The piece, with a cast of 26, churns with tireless force.
Wheeldon dispatches four couples to shape his central focus. Teresa Reichlen and Robert Fairchild start off, with the first signs that this Wheeldon creation will be unique. Reichlen is a gazelle who looks wonderful with the attentive Fairchild as they coil about each other. He lifts her high above his head as she lays flat out.
That motif, against the backdrop of some intriguing, wavy scenery by Jean-Marc Puissant, is repeated by successive couples — the strong Ashley Bouder with Gonzalo Garcia, Wendy Whelan with Craig Hall and Ana Sophia Scheller with Amar Ramasar. Whelan and Hall are the breath in the dance that roars into a crashing, percussive finale. “DVG” is a kinetic rush.
The program opened with tradition — George Balanchine’s “Brahms-Schoenberg Quartet,” a ballet long on luxury and in length. This is a beautiful work, dressed in muted purples, pinks, greens and chocolates with a lot of ribbons cascading off romantic-length tutus and flowered headpieces. With a grand palace shimmering in the background, this ballet in four movements demonstrates Balanchine’s love of spectacle and ballet’s courtly manners.
The most appealing movements are Tiler Peck and Justin Peck’s intimate intermezzo and Maria Kowroski and Tyler Angle’s rambunctious gypsy finale. Though it’s all pretty and pleasant, “Brahms-Schoenberg Quartet” is not the best of Balanchine pageants.
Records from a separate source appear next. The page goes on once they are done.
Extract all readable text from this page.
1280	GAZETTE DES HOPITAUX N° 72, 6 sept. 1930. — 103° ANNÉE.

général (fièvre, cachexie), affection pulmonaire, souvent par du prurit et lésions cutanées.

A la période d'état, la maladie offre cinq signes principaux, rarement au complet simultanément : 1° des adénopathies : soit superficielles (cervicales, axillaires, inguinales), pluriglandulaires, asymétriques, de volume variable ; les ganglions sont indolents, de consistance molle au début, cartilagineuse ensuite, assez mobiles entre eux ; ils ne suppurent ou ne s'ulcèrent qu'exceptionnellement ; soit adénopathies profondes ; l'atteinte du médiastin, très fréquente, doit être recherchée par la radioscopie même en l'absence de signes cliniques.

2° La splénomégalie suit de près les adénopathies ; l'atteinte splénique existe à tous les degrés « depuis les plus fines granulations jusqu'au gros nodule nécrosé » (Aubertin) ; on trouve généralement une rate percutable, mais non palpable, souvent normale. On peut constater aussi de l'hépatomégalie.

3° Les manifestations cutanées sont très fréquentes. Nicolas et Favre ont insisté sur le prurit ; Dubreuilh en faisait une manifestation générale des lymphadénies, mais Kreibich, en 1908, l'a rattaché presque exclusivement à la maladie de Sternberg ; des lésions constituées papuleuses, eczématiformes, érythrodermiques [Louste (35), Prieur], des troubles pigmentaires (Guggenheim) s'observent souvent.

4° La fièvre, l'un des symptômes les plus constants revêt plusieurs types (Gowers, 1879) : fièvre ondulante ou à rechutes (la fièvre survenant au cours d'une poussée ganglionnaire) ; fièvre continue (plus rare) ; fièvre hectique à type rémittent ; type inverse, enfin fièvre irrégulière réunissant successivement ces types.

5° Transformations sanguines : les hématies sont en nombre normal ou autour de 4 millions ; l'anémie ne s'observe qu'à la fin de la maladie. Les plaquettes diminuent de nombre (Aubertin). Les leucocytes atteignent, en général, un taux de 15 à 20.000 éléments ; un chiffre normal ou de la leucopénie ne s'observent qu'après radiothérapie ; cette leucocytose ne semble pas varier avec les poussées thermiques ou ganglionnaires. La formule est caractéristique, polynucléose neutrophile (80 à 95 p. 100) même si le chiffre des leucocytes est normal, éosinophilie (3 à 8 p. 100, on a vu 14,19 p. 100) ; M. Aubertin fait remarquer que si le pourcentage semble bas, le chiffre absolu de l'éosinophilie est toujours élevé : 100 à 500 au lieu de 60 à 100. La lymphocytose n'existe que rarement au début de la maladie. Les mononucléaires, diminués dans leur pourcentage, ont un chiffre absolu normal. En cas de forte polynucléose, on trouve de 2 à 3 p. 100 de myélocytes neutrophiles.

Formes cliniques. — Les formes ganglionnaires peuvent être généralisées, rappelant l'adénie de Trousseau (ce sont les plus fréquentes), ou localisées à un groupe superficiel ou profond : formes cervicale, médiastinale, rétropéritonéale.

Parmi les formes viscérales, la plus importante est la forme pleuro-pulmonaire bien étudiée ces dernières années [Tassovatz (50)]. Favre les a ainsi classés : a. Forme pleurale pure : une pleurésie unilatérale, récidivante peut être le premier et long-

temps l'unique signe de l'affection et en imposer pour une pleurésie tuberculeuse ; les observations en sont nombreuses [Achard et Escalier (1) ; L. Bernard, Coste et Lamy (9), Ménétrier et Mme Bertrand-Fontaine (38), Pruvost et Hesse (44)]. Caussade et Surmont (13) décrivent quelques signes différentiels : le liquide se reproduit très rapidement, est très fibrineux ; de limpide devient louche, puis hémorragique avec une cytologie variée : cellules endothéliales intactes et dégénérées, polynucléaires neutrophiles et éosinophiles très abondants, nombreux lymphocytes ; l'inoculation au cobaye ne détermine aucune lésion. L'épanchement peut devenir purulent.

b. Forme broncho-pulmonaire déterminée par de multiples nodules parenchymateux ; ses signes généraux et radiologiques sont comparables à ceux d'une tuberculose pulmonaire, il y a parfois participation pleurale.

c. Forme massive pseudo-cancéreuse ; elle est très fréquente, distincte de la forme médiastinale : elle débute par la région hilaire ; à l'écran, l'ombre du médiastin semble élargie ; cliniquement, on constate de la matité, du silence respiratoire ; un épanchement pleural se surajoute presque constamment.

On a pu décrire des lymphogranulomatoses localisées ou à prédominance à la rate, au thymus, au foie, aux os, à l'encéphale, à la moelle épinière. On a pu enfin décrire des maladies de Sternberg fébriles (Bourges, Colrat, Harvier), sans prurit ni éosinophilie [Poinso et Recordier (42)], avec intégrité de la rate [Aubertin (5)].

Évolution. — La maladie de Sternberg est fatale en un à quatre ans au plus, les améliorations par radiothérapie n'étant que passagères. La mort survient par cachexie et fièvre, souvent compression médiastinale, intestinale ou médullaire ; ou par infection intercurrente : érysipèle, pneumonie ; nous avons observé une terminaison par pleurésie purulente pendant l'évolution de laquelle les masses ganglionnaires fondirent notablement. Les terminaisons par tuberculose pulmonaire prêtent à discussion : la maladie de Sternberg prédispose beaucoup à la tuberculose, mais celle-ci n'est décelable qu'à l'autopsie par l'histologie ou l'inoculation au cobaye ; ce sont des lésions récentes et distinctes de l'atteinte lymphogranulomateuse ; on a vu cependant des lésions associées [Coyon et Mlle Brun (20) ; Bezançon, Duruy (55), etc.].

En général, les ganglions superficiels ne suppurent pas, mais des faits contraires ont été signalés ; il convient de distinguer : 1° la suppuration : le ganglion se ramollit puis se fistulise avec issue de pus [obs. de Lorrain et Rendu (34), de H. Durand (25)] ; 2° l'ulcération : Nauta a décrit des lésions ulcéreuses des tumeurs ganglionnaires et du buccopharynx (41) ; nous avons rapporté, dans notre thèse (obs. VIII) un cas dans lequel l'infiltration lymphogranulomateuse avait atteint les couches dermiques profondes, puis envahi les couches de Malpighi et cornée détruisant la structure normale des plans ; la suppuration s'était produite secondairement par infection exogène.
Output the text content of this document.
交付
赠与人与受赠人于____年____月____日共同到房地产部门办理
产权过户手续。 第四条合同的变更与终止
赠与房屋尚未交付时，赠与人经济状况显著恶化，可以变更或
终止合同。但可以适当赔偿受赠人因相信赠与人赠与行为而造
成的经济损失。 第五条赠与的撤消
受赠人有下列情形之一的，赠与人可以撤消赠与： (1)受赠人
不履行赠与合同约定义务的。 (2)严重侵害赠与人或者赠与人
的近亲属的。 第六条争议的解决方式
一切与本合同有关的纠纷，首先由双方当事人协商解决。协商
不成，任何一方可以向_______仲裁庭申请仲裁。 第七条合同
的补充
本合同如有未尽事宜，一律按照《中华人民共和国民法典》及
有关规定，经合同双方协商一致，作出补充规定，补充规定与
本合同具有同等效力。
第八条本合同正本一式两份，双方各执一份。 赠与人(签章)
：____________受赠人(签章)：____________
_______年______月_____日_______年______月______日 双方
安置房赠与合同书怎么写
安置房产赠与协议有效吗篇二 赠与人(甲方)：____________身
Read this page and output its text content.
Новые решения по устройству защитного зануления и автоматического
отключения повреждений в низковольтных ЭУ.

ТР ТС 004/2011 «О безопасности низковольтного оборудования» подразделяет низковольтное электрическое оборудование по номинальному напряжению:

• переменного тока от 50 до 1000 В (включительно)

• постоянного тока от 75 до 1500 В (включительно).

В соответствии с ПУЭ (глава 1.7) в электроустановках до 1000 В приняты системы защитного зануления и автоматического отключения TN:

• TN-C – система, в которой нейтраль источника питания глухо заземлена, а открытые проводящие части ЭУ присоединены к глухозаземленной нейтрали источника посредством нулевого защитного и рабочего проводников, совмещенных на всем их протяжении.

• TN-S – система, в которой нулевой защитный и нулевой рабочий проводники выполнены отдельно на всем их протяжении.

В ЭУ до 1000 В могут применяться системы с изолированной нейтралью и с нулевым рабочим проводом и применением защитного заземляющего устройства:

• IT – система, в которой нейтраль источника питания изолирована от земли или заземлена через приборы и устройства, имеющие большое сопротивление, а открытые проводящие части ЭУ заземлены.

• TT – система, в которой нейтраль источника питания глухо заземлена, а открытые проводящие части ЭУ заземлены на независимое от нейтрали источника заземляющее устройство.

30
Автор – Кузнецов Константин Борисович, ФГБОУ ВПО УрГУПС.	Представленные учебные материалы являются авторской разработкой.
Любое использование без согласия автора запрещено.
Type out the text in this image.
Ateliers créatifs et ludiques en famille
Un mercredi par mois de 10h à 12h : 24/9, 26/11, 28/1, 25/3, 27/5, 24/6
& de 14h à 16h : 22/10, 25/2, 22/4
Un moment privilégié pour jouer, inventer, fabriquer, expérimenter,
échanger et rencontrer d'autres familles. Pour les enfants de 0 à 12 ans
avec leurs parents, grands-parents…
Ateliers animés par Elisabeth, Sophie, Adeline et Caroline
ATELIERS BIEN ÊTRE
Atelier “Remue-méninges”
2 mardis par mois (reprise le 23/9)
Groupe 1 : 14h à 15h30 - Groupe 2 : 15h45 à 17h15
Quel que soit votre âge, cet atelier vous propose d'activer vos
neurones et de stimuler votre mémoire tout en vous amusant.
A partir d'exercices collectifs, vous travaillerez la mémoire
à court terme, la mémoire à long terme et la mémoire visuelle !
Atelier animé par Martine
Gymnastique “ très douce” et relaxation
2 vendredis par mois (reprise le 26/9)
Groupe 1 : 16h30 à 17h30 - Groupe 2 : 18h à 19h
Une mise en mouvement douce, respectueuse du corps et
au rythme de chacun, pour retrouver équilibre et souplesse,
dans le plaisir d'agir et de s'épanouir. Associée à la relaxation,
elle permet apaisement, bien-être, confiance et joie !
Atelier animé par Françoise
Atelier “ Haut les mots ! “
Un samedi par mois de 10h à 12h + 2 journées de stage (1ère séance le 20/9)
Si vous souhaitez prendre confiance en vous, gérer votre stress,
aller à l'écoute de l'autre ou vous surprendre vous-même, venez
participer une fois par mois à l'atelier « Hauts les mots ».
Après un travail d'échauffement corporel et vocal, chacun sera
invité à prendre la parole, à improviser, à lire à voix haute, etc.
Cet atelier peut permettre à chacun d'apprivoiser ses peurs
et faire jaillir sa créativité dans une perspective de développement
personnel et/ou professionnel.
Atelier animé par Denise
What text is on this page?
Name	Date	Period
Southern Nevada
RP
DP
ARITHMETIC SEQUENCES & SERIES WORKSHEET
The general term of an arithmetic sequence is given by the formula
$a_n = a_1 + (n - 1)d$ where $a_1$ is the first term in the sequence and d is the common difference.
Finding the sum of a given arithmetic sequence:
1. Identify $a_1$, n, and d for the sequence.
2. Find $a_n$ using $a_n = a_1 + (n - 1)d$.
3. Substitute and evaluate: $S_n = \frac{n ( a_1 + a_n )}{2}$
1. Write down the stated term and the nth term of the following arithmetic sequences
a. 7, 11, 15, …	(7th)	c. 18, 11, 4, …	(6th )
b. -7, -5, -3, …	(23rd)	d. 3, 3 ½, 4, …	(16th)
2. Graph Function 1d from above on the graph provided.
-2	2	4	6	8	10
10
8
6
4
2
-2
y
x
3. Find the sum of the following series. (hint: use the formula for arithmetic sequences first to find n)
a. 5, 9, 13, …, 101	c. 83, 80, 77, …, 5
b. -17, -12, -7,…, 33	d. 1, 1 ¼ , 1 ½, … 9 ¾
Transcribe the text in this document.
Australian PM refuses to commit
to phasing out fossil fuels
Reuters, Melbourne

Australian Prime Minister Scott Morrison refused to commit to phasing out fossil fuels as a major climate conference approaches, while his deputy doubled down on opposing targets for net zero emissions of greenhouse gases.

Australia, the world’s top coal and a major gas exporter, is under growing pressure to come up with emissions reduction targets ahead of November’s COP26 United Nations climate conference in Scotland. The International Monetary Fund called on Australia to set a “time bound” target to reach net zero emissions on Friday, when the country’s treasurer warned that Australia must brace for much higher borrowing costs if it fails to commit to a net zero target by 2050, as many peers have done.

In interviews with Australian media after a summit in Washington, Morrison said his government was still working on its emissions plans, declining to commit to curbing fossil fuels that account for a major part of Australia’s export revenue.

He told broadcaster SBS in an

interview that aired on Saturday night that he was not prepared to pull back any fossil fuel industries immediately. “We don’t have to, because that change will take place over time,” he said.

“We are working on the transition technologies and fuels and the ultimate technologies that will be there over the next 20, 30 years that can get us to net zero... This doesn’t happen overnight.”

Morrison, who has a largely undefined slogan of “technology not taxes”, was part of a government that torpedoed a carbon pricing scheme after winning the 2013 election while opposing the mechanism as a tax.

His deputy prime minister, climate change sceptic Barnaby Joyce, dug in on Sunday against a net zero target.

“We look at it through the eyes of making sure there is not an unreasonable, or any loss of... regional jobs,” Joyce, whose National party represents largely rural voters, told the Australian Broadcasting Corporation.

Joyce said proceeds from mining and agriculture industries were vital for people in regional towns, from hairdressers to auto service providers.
The evening also featured the pairing of two works by Jerome Robbins, “Sinfonia” to piano and violin music by Stravinsky and “Moves,” his ballet danced in silence. “Sinfonia” can be viewed as a not-so subtle sequel to “Apollo.” The ballet references the Balanchine masterpiece unabashedly. And Chase Finlay, the consummate young god, plays the role with charming candor. His muses, Sterling Hyltin, Tiler Peck and Megan Fairchild, are all effectively animated as they romp freely with Finlay.
Arturo Delmoni on the violin and Cameron Grant on piano are well-matched, playing the Stravinsky piece with vigor.
“Moves” is an interesting work as it is danced in silence. Forming stony and emotionaless shapes, 10 dancers appear like creatures in the jungle or Broadway dancers enduring a casting call. Either way, “Moves” is a fascinating portrait of the internal rhythm that carries nature — human or otherwise — through this life.
But the ballet is known for its music. And this season, the orchestra sounds tremendous. Today is the last day to see and hear the spectacle.